Benchmarking your energy performance is a key component to identifying areas of opportunity to save money. Energy benchmarking can also assist with helping to understand the drivers behind your energy costs. Understanding what’s driving your energy costs year over year will help you prioritize your areas of focus.
There are three cost drivers on your energy bills that you should benchmark to have a true understanding of what is driving costs: consumption, weather and cost. These components will help you identify which techniques are appropriate to analyze for energy saving opportunities.
Consumption is a key ingredient of your energy bill. An effective way to monitor variances in energy consumption is to compare facilities by site or by a group of sites. Once you pull out a set of site data that you want to analyze, you can make an apples-to-apples energy consumption comparison with other sites. The nice thing about analyzing consumption by group is that you can have sites that, year over year, look completely normal, but are skewed when compared against peers. If energy consumption for a site or group of sites is increasing year over year then you know that there could possibly be an issue happening at those locations.
One of the most common ways to compare sites is to look at either a one- or three-month energy benchmark. This frequency will help you accurately determine which sites have the highest potential return on investment for energy efficiency projects.

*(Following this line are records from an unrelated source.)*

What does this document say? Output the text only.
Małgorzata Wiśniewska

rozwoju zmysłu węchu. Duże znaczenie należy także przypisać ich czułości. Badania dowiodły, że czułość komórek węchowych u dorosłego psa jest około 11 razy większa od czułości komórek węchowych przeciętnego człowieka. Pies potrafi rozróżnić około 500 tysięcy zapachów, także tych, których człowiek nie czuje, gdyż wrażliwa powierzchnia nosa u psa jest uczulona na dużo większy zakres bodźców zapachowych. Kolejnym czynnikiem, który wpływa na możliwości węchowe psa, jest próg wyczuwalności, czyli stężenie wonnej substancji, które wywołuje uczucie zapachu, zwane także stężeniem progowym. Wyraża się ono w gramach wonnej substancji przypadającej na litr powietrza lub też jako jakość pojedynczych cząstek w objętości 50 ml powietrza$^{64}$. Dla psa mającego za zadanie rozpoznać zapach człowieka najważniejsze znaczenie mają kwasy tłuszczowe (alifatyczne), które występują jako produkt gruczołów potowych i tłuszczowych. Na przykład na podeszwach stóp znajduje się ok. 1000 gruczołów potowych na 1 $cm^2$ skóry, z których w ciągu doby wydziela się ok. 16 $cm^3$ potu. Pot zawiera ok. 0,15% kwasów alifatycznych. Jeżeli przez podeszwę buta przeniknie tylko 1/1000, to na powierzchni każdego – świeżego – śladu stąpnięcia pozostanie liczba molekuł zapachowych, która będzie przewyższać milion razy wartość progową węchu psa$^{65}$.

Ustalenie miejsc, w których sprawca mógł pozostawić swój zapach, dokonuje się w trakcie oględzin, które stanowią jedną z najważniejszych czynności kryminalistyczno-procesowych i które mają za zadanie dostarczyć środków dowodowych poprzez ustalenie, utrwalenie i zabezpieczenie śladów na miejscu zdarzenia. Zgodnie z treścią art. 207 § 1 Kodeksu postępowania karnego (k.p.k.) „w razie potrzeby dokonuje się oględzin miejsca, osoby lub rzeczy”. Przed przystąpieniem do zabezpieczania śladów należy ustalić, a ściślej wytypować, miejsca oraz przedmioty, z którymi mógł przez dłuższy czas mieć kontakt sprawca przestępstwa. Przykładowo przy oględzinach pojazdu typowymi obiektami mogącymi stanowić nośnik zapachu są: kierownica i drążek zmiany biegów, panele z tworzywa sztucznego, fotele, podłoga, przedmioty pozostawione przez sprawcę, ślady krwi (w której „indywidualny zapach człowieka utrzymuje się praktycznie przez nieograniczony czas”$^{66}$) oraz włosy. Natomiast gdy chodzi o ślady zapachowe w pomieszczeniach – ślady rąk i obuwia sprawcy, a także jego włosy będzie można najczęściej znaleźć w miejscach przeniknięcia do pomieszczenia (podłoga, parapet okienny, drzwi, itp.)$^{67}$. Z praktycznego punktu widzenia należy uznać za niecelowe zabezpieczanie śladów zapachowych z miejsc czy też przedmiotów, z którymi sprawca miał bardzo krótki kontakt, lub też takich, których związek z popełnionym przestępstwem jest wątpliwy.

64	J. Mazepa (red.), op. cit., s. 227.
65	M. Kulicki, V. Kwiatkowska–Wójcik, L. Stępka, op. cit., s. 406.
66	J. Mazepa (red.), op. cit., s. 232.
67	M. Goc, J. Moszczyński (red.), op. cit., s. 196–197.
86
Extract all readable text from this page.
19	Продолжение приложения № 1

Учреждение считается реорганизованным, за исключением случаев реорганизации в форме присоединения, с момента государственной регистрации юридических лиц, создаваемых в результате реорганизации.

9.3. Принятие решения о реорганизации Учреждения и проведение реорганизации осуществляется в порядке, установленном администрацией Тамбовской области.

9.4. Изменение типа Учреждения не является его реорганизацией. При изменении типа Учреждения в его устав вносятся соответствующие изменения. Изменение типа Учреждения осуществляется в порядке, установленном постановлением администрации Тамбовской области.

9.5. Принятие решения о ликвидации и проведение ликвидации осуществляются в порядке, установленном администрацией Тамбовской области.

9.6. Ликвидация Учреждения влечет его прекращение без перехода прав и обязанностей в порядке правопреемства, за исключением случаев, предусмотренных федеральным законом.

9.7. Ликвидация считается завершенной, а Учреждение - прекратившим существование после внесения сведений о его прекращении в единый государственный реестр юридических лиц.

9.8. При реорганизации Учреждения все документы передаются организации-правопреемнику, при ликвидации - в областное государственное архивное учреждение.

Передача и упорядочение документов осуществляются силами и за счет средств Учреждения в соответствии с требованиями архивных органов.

The ultimate goal of energy benchmarking is to find outlier facilities and then be able to reduce energy consumption not just at the outlier sites but portfolio wide. It all starts with a site by site analysis. Understanding that a site’s geography is a key component to performance is a crucial step to understanding the cost drivers of your energy bills. Each geographic location experiences different weather conditions at different times of the year. Sites located in Florida will operate differently in the summer than sites located in Maine. So, being able to remove weather conditions from the equation is critical to understanding how each site is performing.
Being able to quantify savings in terms of how much consumption would have to be reduced to bring any strong return on investment is another key component to understand your energy bills. Capital expenditure budgets are based on where companies can get the highest ROI for an investment in any given year and the cost driver is a key metric to finding this out. The nice thing about cost is that the variances are typically easy to track. Unlike weather or consumption, you can usually put together a compelling scenario that shows how your entire portfolio could benefit from certain opportunities without too much trouble.
Understanding how consumption, weather and cost impact your energy bill is a key step to becoming more responsible about your energy use. Knowing what impacts your energy bills will help identify where you have the biggest impact for reducing energy costs and consumption.